There are two ways to integrate changes from one branch into another: merge and rebase. First, merge and rebase ultimately yield the same result, but rebase can produce a cleaner commit history. Still using the previous example, if we perform a simple merge, a commit object v8 will be generated. Now let's try using rebase to merge branches by switching to dev:

$ git checkout dev
$ git rebase master
First, rewinding head to replay your work on top of it...
Applying: added staged command

file

This code means: rewind to the most recent common ancestor of the two branches v3, and based on the subsequent commit objects of the current branch (which is the branch dev to be rebased, including v4, v5), generate a series of file patches, and then use the last commit object of the base branch (the main branch master, v7) as the new starting point, applying the prepared patches one by one, ultimately generating two new merge commit objects (v4', v5'), thus rewriting the commit history of dev to make it a direct downstream of the master branch, as shown below:
file
Now, you can return to the master branch for a fast-forward merge because the master branch and the dev branch are on the same line:

$ git checkout master
$ git merge dev

file
The snapshot corresponding to v5' is actually identical to the snapshot content of the ordinary three-way merge, i.e., the v8 in the previous example.
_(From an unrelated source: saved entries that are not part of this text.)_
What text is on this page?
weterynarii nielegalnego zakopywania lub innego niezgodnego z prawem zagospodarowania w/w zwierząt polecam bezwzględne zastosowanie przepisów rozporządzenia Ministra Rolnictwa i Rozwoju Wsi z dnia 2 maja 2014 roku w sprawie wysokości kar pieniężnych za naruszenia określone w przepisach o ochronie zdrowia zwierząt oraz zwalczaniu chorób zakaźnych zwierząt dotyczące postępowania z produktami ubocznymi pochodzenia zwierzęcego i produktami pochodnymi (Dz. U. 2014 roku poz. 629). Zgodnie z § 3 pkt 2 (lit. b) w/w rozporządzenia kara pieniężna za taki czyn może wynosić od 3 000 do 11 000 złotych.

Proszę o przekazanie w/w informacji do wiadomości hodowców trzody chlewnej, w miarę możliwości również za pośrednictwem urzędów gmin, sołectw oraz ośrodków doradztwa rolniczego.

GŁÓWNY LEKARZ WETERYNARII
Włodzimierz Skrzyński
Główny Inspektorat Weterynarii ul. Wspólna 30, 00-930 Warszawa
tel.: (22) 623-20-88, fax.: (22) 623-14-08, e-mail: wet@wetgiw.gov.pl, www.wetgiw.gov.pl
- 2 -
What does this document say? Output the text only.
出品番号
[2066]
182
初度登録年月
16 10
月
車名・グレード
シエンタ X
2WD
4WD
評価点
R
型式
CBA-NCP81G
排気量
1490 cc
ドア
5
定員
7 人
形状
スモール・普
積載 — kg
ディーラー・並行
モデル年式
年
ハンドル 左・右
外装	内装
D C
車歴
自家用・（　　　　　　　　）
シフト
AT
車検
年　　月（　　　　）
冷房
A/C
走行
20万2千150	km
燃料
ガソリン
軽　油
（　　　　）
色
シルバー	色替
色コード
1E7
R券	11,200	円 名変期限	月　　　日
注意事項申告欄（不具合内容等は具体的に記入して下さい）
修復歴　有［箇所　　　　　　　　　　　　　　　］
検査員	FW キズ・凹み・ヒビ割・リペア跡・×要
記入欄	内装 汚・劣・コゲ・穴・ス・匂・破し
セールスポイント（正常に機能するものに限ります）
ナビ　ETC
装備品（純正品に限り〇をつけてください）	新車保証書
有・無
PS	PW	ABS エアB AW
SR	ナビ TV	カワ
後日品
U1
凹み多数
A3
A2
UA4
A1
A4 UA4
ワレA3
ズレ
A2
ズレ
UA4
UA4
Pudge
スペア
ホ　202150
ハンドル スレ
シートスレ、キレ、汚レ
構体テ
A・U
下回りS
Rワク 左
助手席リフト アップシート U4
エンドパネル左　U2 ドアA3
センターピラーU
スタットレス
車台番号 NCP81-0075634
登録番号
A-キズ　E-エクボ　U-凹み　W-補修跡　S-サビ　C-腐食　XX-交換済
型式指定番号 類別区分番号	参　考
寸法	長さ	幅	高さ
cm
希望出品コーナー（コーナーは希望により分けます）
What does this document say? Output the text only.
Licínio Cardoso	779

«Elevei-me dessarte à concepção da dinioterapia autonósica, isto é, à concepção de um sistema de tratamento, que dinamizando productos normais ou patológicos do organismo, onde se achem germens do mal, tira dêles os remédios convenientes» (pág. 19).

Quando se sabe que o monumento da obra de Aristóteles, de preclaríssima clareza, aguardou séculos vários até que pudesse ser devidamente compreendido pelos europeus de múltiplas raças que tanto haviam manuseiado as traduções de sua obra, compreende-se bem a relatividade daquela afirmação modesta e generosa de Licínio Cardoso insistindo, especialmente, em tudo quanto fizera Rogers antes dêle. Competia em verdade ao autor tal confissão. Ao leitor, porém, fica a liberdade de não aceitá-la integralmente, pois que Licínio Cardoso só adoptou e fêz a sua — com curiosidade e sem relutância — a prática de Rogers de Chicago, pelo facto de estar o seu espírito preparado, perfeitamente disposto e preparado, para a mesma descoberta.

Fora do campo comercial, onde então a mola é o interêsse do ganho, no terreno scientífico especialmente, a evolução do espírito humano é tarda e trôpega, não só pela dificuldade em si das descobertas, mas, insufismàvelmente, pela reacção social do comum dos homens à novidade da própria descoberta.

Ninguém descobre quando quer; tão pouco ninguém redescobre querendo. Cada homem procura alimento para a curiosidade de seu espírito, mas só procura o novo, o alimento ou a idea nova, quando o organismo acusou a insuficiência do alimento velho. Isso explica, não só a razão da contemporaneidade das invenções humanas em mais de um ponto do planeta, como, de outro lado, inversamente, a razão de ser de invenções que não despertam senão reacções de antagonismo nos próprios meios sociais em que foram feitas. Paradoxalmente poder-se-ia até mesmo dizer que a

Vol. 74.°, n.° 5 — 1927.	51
Although the final integrated result is no different, rebase can produce a cleaner commit history. If you inspect the history of a rebased branch, it will look clearer, as if all modifications were made sequentially on a single line, even though they originally occurred in parallel.

Summary#

Git saves the complete content of files, not differential changes.
Git stores files in a key-value pair (key-value) manner.
Each file, and different versions of the same file, have a unique 40-character SHA-1 checksum corresponding to them.
The SHA-1 checksum serves as a pointer to the file, which Git relies on to distinguish files.
Each file generates a blob object in Git's version library to save it.
For unchanged files, Git only retains the pointer to the previous version.
Git essentially achieves version control by maintaining a complex file tree.
The basic workflow of using Git involves the flow of files between three working areas.
Branches should be used extensively for team collaboration.
A branch is merely a reference to a commit object.